2. Verweerder heeft het primaire besluit na heroverweging in bezwaar gehandhaafd. De terugvorderingsperiode heeft verweerder daarbij beperkt tot 1 augustus 2018, omdat de uitbetaling van de uitkering per die datum reeds was stopgezet. Het terugvorderingsbedrag blijft daardoor gelijk. Het bestreden besluit berust op verweerders standpunt dat eiseres de inlichtingenplicht heeft geschonden, waardoor het recht op bijstand vanaf de datum dat zij haar eerste tippelvergunning heeft ontvangen (15 juli 2011) achteraf niet kan worden vastgesteld.
3. Volgens eiseres berust het bestreden besluit op onvoldoende zorgvuldig onderzoek. Zij heeft betwist dat zij de inlichtingenplicht heeft geschonden. Verweerder heeft namelijk niet aannemelijk gemaakt dat zij werkzaamheden heeft verricht die zij had moeten melden. Volgens eiseres valt het aanvragen en verkrijgen van een tippelvergunning niet onder de inlichtingenplicht. Er zijn zoveel "zwevende" vergunningen waar nooit gebruik van wordt gemaakt. Verweerder heeft verder niet aannemelijk gemaakt dat eiseres haar vergunning heeft gebruikt en dat zij daadwerkelijk in de tippelzone diensten heeft verleend, waarmee zij op geld waardeerbare arbeid heeft verricht. Het lag dan ook niet op haar weg om aannemelijk te maken dat de vermeende inkomsten daaruit niet hebben geleid tot een verminderd recht op bijstand. [1] Verweerder heeft daar ten onrechte zelf geen nader onderzoek naar gedaan. De resultaten van het onderzoek dat verweerder wel heeft laten doen zijn in ieder geval te summier om als grondslag te dienen voor terugvordering van zeven jaar bijstand. Eiseres vindt daarom dat de terugvordering van meerdere jaren bijstand buitenproportioneel is. Het terugvorderingsbedrag had zij met tippelen op de Baan in de verste verte niet kunnen verdienen. Ook bij een regelmatige aanwezigheid op de Baan was dat niet gelukt. Door het bestreden besluit zit eiseres de komende tijd bovendien in diepe armoede en heeft zij in feite levenslang. Eiseres heeft ten slotte de rechtbank om schadevergoeding gevraagd. De tijd die met haar procedure is gemoeid, overschrijdt immers de redelijke termijn en is mentaal en financieel zeer belastend geweest. Bovendien lost zij al twee jaar een bedrag van € 140,- per maand af, zij staat nog steeds onder bewind en krijgt maandelijks slechts € 90,- leefgeld.

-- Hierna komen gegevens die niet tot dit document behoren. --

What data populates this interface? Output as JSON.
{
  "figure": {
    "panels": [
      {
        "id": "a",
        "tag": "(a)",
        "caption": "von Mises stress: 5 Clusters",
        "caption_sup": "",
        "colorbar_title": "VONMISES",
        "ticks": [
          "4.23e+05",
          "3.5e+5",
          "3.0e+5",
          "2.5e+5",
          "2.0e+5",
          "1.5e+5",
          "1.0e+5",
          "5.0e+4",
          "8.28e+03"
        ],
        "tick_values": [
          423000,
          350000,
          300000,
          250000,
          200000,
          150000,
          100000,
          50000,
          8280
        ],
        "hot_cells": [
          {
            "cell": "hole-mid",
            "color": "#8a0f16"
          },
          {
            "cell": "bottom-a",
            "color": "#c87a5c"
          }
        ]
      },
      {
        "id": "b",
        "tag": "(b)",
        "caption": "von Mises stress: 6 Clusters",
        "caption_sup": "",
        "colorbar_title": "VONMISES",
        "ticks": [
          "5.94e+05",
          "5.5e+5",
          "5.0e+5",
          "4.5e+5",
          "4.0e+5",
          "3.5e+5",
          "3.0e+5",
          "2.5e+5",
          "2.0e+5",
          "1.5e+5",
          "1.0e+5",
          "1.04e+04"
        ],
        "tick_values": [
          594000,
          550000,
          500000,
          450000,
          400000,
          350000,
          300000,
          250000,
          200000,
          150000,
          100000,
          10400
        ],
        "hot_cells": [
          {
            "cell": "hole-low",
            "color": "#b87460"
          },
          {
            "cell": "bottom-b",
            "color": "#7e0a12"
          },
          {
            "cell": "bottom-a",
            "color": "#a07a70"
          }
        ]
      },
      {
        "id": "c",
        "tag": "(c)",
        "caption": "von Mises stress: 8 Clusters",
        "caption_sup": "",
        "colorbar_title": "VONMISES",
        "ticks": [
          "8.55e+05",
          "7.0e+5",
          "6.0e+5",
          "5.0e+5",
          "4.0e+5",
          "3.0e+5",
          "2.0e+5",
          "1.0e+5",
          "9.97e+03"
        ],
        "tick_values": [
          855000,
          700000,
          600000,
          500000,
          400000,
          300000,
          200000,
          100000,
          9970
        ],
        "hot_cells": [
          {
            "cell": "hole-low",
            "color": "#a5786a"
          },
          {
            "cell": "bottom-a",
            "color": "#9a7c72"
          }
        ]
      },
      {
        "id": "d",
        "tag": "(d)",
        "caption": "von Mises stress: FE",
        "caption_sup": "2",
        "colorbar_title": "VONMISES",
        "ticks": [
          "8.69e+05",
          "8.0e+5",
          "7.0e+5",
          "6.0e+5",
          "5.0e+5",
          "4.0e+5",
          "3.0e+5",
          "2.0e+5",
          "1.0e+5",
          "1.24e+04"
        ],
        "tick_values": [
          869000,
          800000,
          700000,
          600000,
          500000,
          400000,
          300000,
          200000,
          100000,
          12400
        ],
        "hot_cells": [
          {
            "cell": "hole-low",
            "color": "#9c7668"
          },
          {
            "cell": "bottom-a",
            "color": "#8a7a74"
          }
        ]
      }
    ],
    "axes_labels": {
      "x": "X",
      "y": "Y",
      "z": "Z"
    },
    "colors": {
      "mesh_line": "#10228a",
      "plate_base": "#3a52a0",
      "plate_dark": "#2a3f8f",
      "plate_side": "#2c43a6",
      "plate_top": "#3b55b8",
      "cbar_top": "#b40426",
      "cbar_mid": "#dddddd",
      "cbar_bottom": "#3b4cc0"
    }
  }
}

Er is daarom alle aanleiding voor schadevergoeding ingevolge artikel 6 van het Europees Verdrag tot bescherming van de Rechten van de Mens en de fundamentele vrijheden (EVRM).
4. De rechtbank komt tot de volgende beoordeling van het beroep.
4.1
De Pw is met ingang van 1 januari 2015 de formele bevoegdheidsgrondslag voor het intrekken en terugvorderen van bijstand. Omdat het bestreden besluit ook gedeeltelijk betrekking heeft op een periode gelegen vóór 1 januari 2015, zijn op de rechten en verplichtingen in dit beroep naast de bepalingen van de Pw ook die van de Wet werk en bijstand (Wwb) van toepassing.
4.2
Eiseres is verplicht om uit zichzelf alles te melden waarvan redelijkerwijs duidelijk moet zijn dat dat van invloed kan zijn op het recht op bijstand (hierna: de inlichtingenplicht). Dat staat in artikel 17, eerste lid, van zowel de Wwb als de Pw.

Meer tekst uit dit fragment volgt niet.